Rail Budget: no fare hikes, poor finances and some clever accounting

It was a foregone conclusion that the railway minister Mamata Banerjee would keep fares unchanged in the current railway budget. Even if it was needed to get the railway’s finances back on track.

The railway minister is seeking to cultivate a people-friendly image, the outcome of which is a zero-fare hike policy. With elections due in her home state of West Bengal, despite the railway’s flagging financials, there was no way she would want to hike fares.

The state of the railways reflects on that of the economy as well, one may fear but that is not true. In the past too, there have been occasions when despite railway finances coming as a disappointment, the general Budget has not been disappointing.

But the railways form a key part of the transport infrastructure –roads, air and shipping being the others- which support economic growth. On this front, the railway’s record has been disappointing.

Commercial cargo carried in 2010-11 is expected to be only 924 million tonnes, compared to an estimated 944 mt, 4% over last year’s figure. Goods and passenger traffic are the main sources of revenue for the railways, with goods being the main contributor at about 2.5 times passenger revenues. That’s why the shortfall compared to estimates is a worry.

The gross traffic receipts, or the railway’s revenue, is estimated at Rs 94,840 crore, virtually unchanged, despite lower freight tonnage. This is due to better yields which could be either due to the mix of goods carried or higher realisations. Though the railways had not hiked freight, re-classification of goods had led to higher freight costs on certain high volume commodities in fiscal 2010-11.

The railways claim that they lost Rs 1,500 crore in revenues due to disruption of services and Rs 2,000 crore due to a ban on iron ore exports from Karnataka.

Working expenses rose to Rs 67,000 crore, 3% over the Budget estimate.
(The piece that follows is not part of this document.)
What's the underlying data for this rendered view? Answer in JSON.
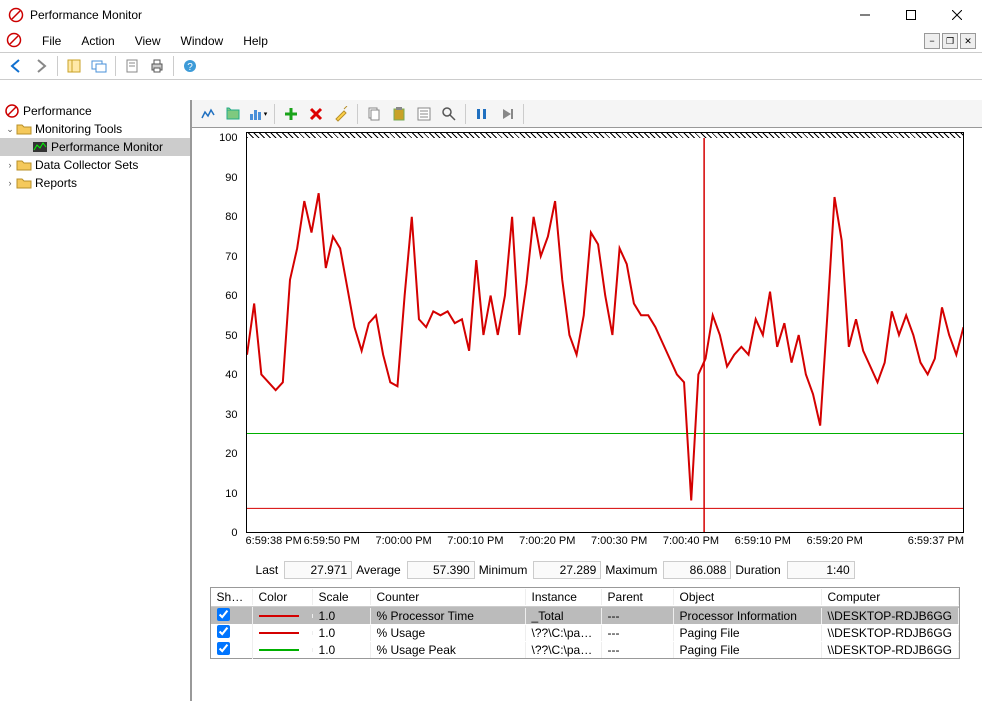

The railways has provided Rs 5,700 crore as depreciation reserve fund, Rs 14,500 crore towards pension fund and dividend liability of Rs 4,917 crore. This is much lower than the budgeted figures of Rs 7,600 crore, Rs 14,500 crore and Rs 6,609 crore. That results in a positive difference of Rs 3,500 crore. If you remove that from the projected surplus of Rs 4,105 crore, it is a very meagre surplus. The plan outlay for 2010-11 has been slashed by about Rs 1,000 crore to Rs 40,315 crore.

The Budget estimates for 2011-12 are cheery as ever. Freight is expected to rise by about 7% to 993 mt while passenger traffic is expected to rise by 6.4%. Gross traffic receipts are expected to rise by about 12%, much higher than volume growth. Thus, the railways has not announced a freight hike, but it would endeavour to increase yields, by tinkering with freight classification or some other means, to bridge the gap. The railways has projected a surplus of Rs 5,258 crore for 2011-12.
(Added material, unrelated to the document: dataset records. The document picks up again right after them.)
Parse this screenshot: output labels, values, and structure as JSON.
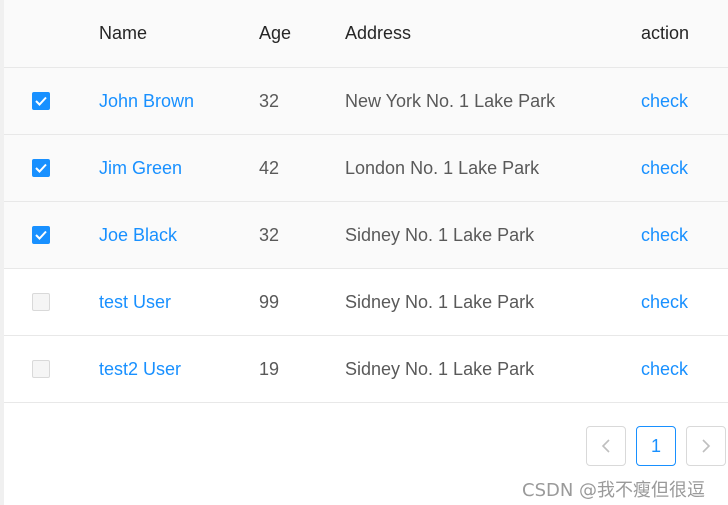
{
  "table": {
    "columns": {
      "name": "Name",
      "age": "Age",
      "address": "Address",
      "action": "action"
    },
    "rows": [
      {
        "name": "John Brown",
        "age": "32",
        "address": "New York No. 1 Lake Park",
        "action": "check",
        "checked": true
      },
      {
        "name": "Jim Green",
        "age": "42",
        "address": "London No. 1 Lake Park",
        "action": "check",
        "checked": true
      },
      {
        "name": "Joe Black",
        "age": "32",
        "address": "Sidney No. 1 Lake Park",
        "action": "check",
        "checked": true
      },
      {
        "name": "test User",
        "age": "99",
        "address": "Sidney No. 1 Lake Park",
        "action": "check",
        "checked": false
      },
      {
        "name": "test2 User",
        "age": "19",
        "address": "Sidney No. 1 Lake Park",
        "action": "check",
        "checked": false
      }
    ]
  },
  "pagination": {
    "prev_icon": "chevron-left-icon",
    "current_page": "1",
    "next_icon": "chevron-right-icon"
  },
  "watermark": {
    "text": "CSDN @我不瘦但很逗"
  },
  "colors": {
    "accent": "#1890ff",
    "header_bg": "#fafafa",
    "border": "#e8e8e8"
  }
}
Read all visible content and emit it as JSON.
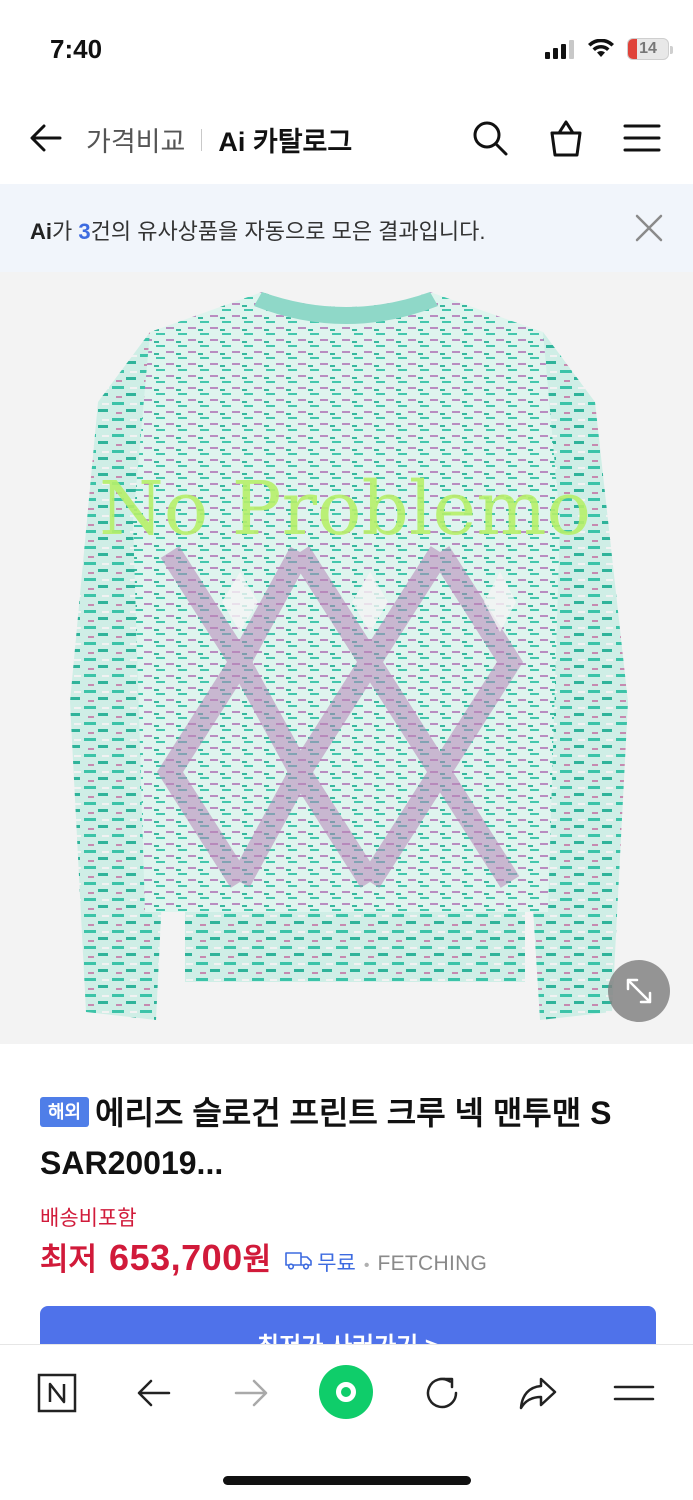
{
  "status_bar": {
    "time": "7:40",
    "battery_level": "14",
    "icons": [
      "signal-icon",
      "wifi-icon",
      "battery-icon"
    ]
  },
  "header": {
    "back_icon": "arrow-left-icon",
    "price_compare": "가격비교",
    "catalog": "Ai 카탈로그",
    "icons": [
      "search-icon",
      "shopping-bag-icon",
      "menu-icon"
    ]
  },
  "ai_banner": {
    "badge": "Ai",
    "prefix": "가 ",
    "count": "3",
    "suffix": "건의 유사상품을 자동으로 모은 결과입니다.",
    "close_icon": "close-icon"
  },
  "product": {
    "image_alt": "No Problemo knit sweater",
    "sweater_text": "No Problemo",
    "expand_icon": "expand-icon",
    "badge": "해외",
    "title": "에리즈 슬로건 프린트 크루 넥 맨투맨 S SAR20019...",
    "shipping_included": "배송비포함",
    "price_label": "최저",
    "price": "653,700",
    "currency": "원",
    "shipping": "무료",
    "separator": "•",
    "seller": "FETCHING",
    "buy_button": "최저가 사러가기 >"
  },
  "bottom_nav": {
    "items": [
      "naver-icon",
      "back-arrow-icon",
      "forward-arrow-icon",
      "home-green-icon",
      "refresh-icon",
      "share-icon",
      "menu-lines-icon"
    ]
  },
  "colors": {
    "accent_blue": "#4f72ea",
    "price_red": "#d11a3a",
    "naver_green": "#0fcd6a",
    "banner_bg": "#f1f5fb"
  }
}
The financial position of the railways is hampering its ability to invest, as visible from the shrinking of its capital outlay. It has proposed a capital investment of Rs 57,630 crore which is a substantial jump of 43%. This would have to be part-funded by borrowings of about Rs 21,000 crore, in a year when interest rates are ruling high. The railways will depend on higher support from the government, with a gross budgetary support of about Rs 20,000 crore in 2011-12 compared to an estimated Rs 16,000 crore in 2010-11.

To sum up: Though freight rates have not been hiked, higher value growth compared to volume growth appears to indicate either some inflation in freight costs for industry or some other means of raising income.
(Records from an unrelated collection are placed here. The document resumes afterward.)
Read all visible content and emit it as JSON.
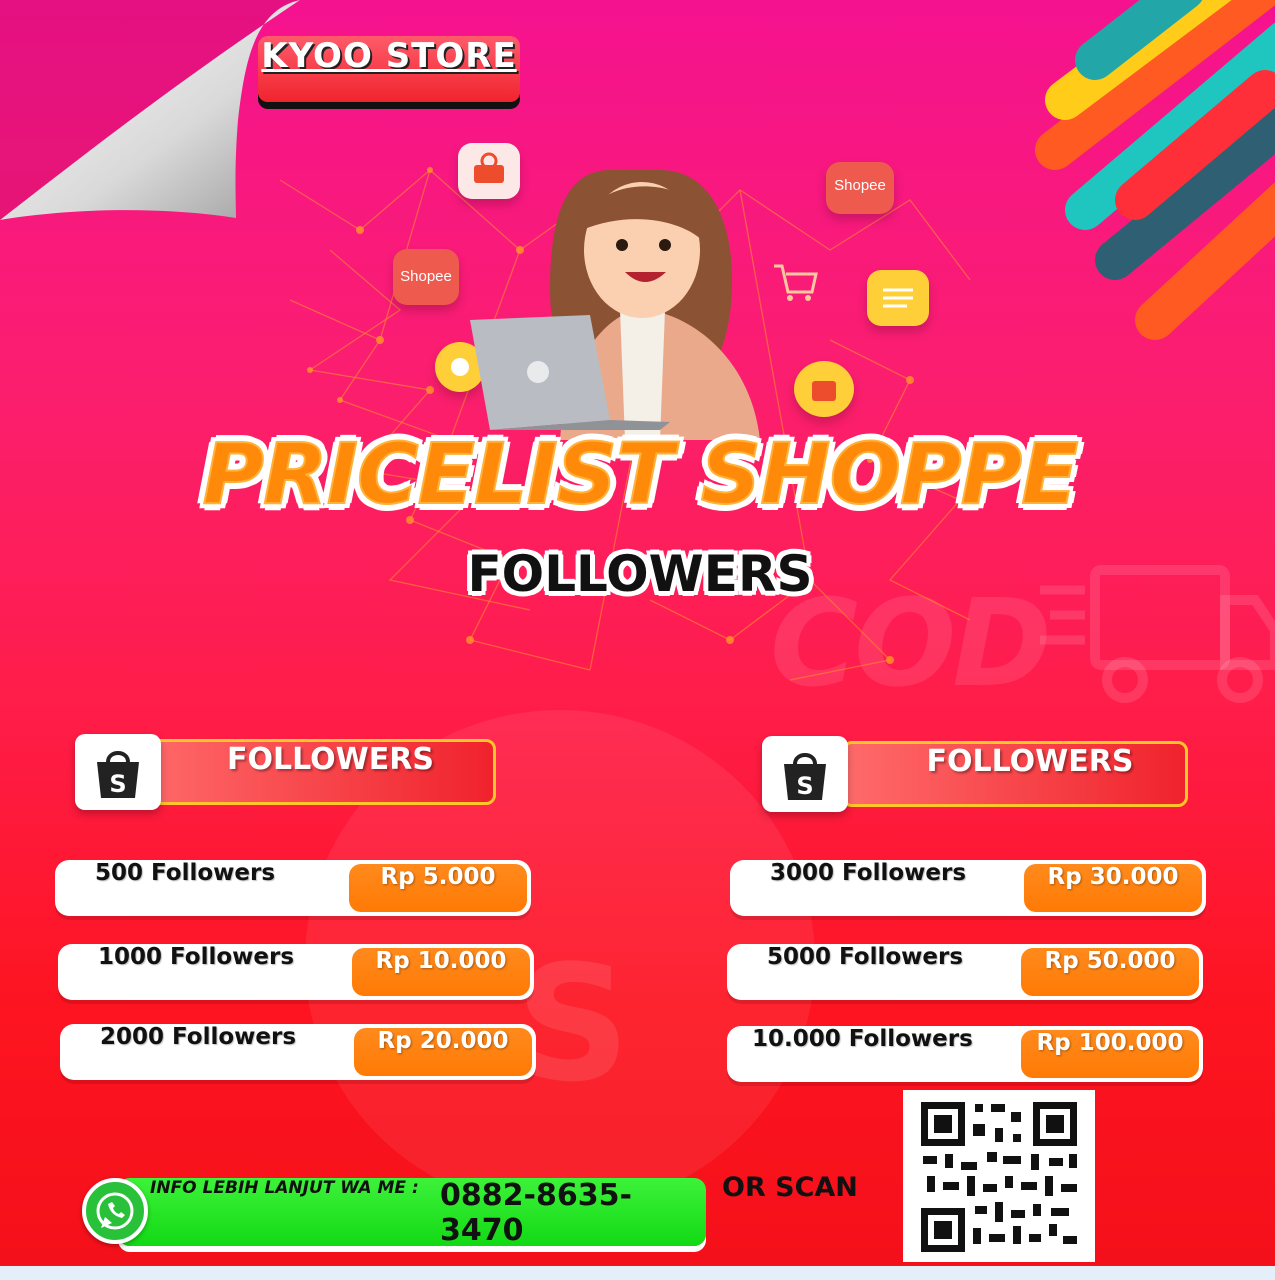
{
  "store": {
    "name": "KYOO STORE"
  },
  "floating_labels": {
    "shopee_left": "Shopee",
    "shopee_right": "Shopee"
  },
  "title": {
    "main": "PRICELIST SHOPPE",
    "sub": "FOLLOWERS"
  },
  "watermark": {
    "cod": "COD"
  },
  "columns": [
    {
      "header": "FOLLOWERS",
      "items": [
        {
          "qty": "500 Followers",
          "price": "Rp 5.000"
        },
        {
          "qty": "1000 Followers",
          "price": "Rp 10.000"
        },
        {
          "qty": "2000 Followers",
          "price": "Rp 20.000"
        }
      ]
    },
    {
      "header": "FOLLOWERS",
      "items": [
        {
          "qty": "3000 Followers",
          "price": "Rp 30.000"
        },
        {
          "qty": "5000 Followers",
          "price": "Rp 50.000"
        },
        {
          "qty": "10.000 Followers",
          "price": "Rp 100.000"
        }
      ]
    }
  ],
  "contact": {
    "label": "INFO LEBIH LANJUT WA ME :",
    "phone": "0882-8635-3470",
    "or_scan": "OR SCAN"
  },
  "icons": [
    "shopee-bag-icon",
    "whatsapp-icon",
    "qr-code-icon",
    "shopping-cart-icon",
    "chat-icon",
    "laptop-icon"
  ],
  "colors": {
    "brand_pink": "#f5128f",
    "brand_red": "#fd1420",
    "price_orange": "#ff7a05",
    "contact_green": "#12d914",
    "title_orange": "#ff8a0a"
  }
}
Inability to adequately invest in upgradation and acquisition of rolling stock remains a concern. Against a target of 18,000 wagons, only 16,500 wagons are being acquired in 2010-11, the target for 2011-12 is 18,000 wagons again. This will mean that the wagon shortage issues that industry complains about may continue in 2011-12 as well.

Stock market investors have stopped using the railway budget as a barometer of what to expect in the main Union Budget to be announced on February 28. So, the impact of the budget on the markets will be minimal. It will be reflected in the few stocks which depend on the railways for business. Again, most of these reactions are knee-jerk because the performance of these companies in 2010-11 would anyway reflect the investment programme of the railways. And, the railways is not announcing a cut in investments in next year. Either way, the rail budget day should not be a big parameter for deciding whether to or not invest in these stocks. Gauging the railway’s financial performance in the course of the year, and actual investments on ground should be the main deciding factor.